Womöglich gab es diese aber vor allem beim Einsatz Rigaer Straße. Klar ist: Dort war das MEK beteiligt. Wie viele Beamte der Mobilen Einsatzkommandos dabei waren, konnte die Polizei bis Redaktionsschluss nicht beantworten. Aus einer Kleinen Anfrage von Hakan Taş vom Juni 2016 geht hervor, dass am Tag der Räumung insgesamt 300 Beamte im Einsatz waren, „aus der örtlich zuständigen Direktion, von der Bereitschaftspolizei, den Abschnitten und dem LKA“.

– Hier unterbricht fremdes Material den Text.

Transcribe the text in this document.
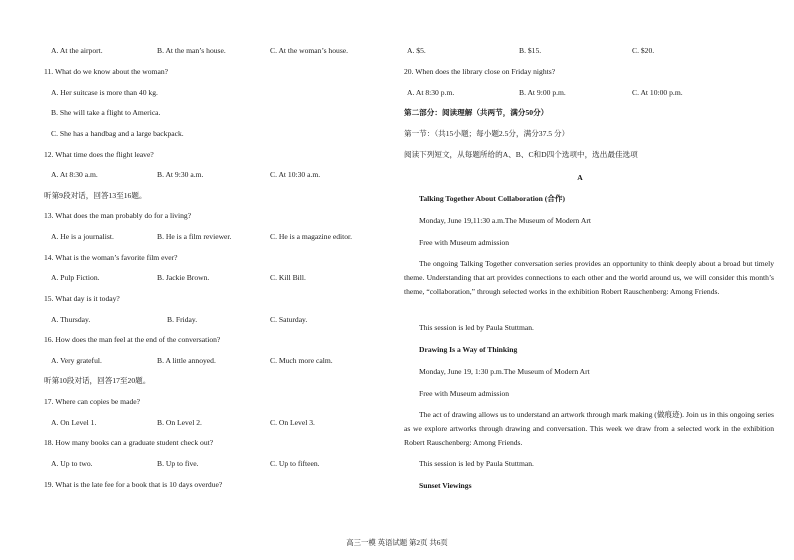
A. At the airport.	B. At the man’s house.	C. At the woman’s house.
11. What do we know about the woman?
A. Her suitcase is more than 40 kg.
B. She will take a flight to America.
C. She has a handbag and a large backpack.
12. What time does the flight leave?
A. At 8:30 a.m.	B. At 9:30 a.m.	C. At 10:30 a.m.
听第9段对话，回答13至16题。
13. What does the man probably do for a living?
A. He is a journalist.	B. He is a film reviewer.	C. He is a magazine editor.
14. What is the woman’s favorite film ever?
A. Pulp Fiction.	B. Jackie Brown.	C. Kill Bill.
15. What day is it today?
A. Thursday.	B. Friday.	C. Saturday.
16. How does the man feel at the end of the conversation?
A. Very grateful.	B. A little annoyed.	C. Much more calm.
听第10段对话，回答17至20题。
17. Where can copies be made?
A. On Level 1.	B. On Level 2.	C. On Level 3.
18. How many books can a graduate student check out?
A. Up to two.	B. Up to five.	C. Up to fifteen.
19. What is the late fee for a book that is 10 days overdue?
A. $5.	B. $15.	C. $20.
20. When does the library close on Friday nights?
A. At 8:30 p.m.	B. At 9:00 p.m.	C. At 10:00 p.m.
第二部分：阅读理解（共两节，满分50分）
第一节：（共15小题；每小题2.5分，满分37.5 分）
阅读下列短文，从每题所给的A、B、C和D四个选项中，选出最佳选项
A
Talking Together About Collaboration (合作)
Monday, June 19,11:30 a.m.The Museum of Modern Art
Free with Museum admission
The ongoing Talking Together conversation series provides an opportunity to think deeply about a broad but timely theme. Understanding that art provides connections to each other and the world around us, we will consider this month’s theme, “collaboration,” through selected works in the exhibition Robert Rauschenberg: Among Friends.
This session is led by Paula Stuttman.
Drawing Is a Way of Thinking
Monday, June 19, 1:30 p.m.The Museum of Modern Art
Free with Museum admission
The act of drawing allows us to understand an artwork through mark making (做痕迹). Join us in this ongoing series as we explore artworks through drawing and conversation. This week we draw from a selected work in the exhibition Robert Rauschenberg: Among Friends.
This session is led by Paula Stuttman.
Sunset Viewings
高三一模 英语试题 第2页 共6页
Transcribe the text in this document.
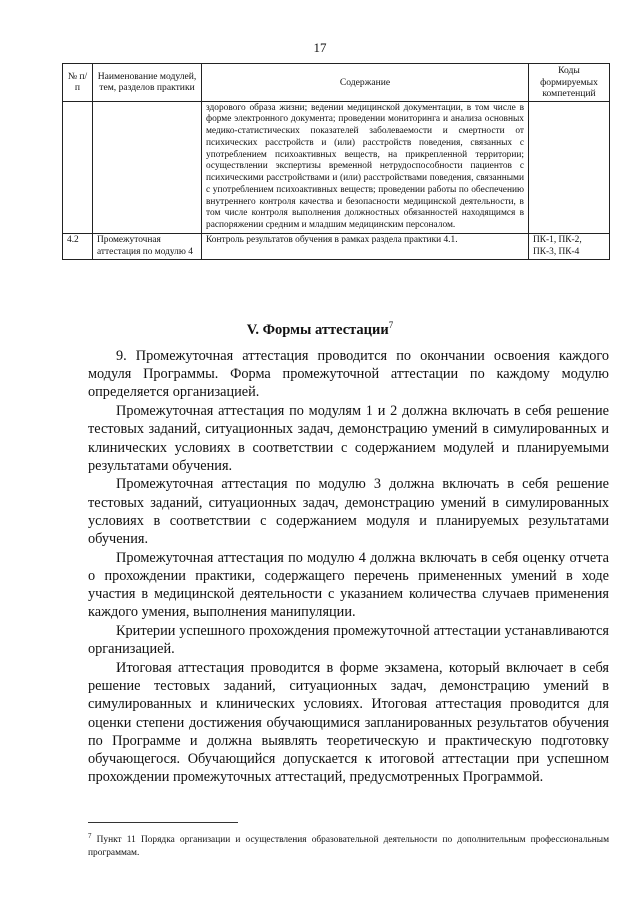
17
№ п/п	Наименование модулей, тем, разделов практики	Содержание	Коды формируемых компетенций
		здорового образа жизни; ведении медицинской документации, в том числе в форме электронного документа; проведении мониторинга и анализа основных медико-статистических показателей заболеваемости и смертности от психических расстройств и (или) расстройств поведения, связанных с употреблением психоактивных веществ, на прикрепленной территории; осуществлении экспертизы временной нетрудоспособности пациентов с психическими расстройствами и (или) расстройствами поведения, связанными с употреблением психоактивных веществ; проведении работы по обеспечению внутреннего контроля качества и безопасности медицинской деятельности, в том числе контроля выполнения должностных обязанностей находящимся в распоряжении средним и младшим медицинским персоналом.	
4.2	Промежуточная аттестация по модулю 4	Контроль результатов обучения в рамках раздела практики 4.1.	ПК-1, ПК-2, ПК-3, ПК-4
V. Формы аттестации$^7$

9. Промежуточная аттестация проводится по окончании освоения каждого модуля Программы. Форма промежуточной аттестации по каждому модулю определяется организацией.

Промежуточная аттестация по модулям 1 и 2 должна включать в себя решение тестовых заданий, ситуационных задач, демонстрацию умений в симулированных и клинических условиях в соответствии с содержанием модулей и планируемыми результатами обучения.

Промежуточная аттестация по модулю 3 должна включать в себя решение тестовых заданий, ситуационных задач, демонстрацию умений в симулированных условиях в соответствии с содержанием модуля и планируемых результатами обучения.

Промежуточная аттестация по модулю 4 должна включать в себя оценку отчета о прохождении практики, содержащего перечень примененных умений в ходе участия в медицинской деятельности с указанием количества случаев применения каждого умения, выполнения манипуляции.

Критерии успешного прохождения промежуточной аттестации устанавливаются организацией.

Итоговая аттестация проводится в форме экзамена, который включает в себя решение тестовых заданий, ситуационных задач, демонстрацию умений в симулированных и клинических условиях. Итоговая аттестация проводится для оценки степени достижения обучающимися запланированных результатов обучения по Программе и должна выявлять теоретическую и практическую подготовку обучающегося. Обучающийся допускается к итоговой аттестации при успешном прохождении промежуточных аттестаций, предусмотренных Программой.

$^7$ Пункт 11 Порядка организации и осуществления образовательной деятельности по дополнительным профессиональным программам.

Ein aktiver Polizeibeamter, dessen Name und Funktion der taz bekannt sind, sagt: „Ohne Voraufklärung der Observationsteams vom MEK könnte ein Einsatz wie in der Rigaer Sraße nicht stattfinden.“ Sie sei nötig, um das „Einsatzrisiko für die eingesetzten Beamten zu minimieren“. In der Rigaer Straße war es wiederholt zu Angriffen auf Beamte gekommen. Bei einer Räumung des linken Symbolprojektes musste mit militanter Gegenwehr gerechnet werden.
Der Einsatz gilt bis heute als Fehlschlag für die Polizei. Wie Gerichte später urteilten, erfolgte die Räumung der Kneipe ohne Rechtsgrundlage – ein Räumungstitel lag nicht vor. „Die Einsätze in der Rigaer waren nicht richtig, nicht notwendig und nicht legal“, sagt Taş.
Wahlkampftaktisches Manöver
Aus Polizeikreisen hat die taz nun erfahren: Mitte Juni 2016 waren mehrere Observationsteams vom MEK auf Islamisten angesetzt. Von einem auf den anderen Tag seien sie dann abgezogen worden – auch von der Beobachtung Amris. Von nun an hätte die Rigaer Straße Priorität, sei den MEK-Beamten über die Stabsstellen von der Innenbehörde vermittelt worden. „Wir müssen in der Rigaer Straße aufräumen, es geht auf die Wahlen zu“, lautet ein übermitteltes Zitat. Sollten sich diese Aussagen bestätigen, hätte die damals CDU-geführte Innenverwaltung die Observation islamistischer Gefährder einer illegalen Räumungsaktion geopfert. Innensenator Frank Henkel war CDU-Spitzenkandidat für die Abgeordnetenhauswahl im September 2016.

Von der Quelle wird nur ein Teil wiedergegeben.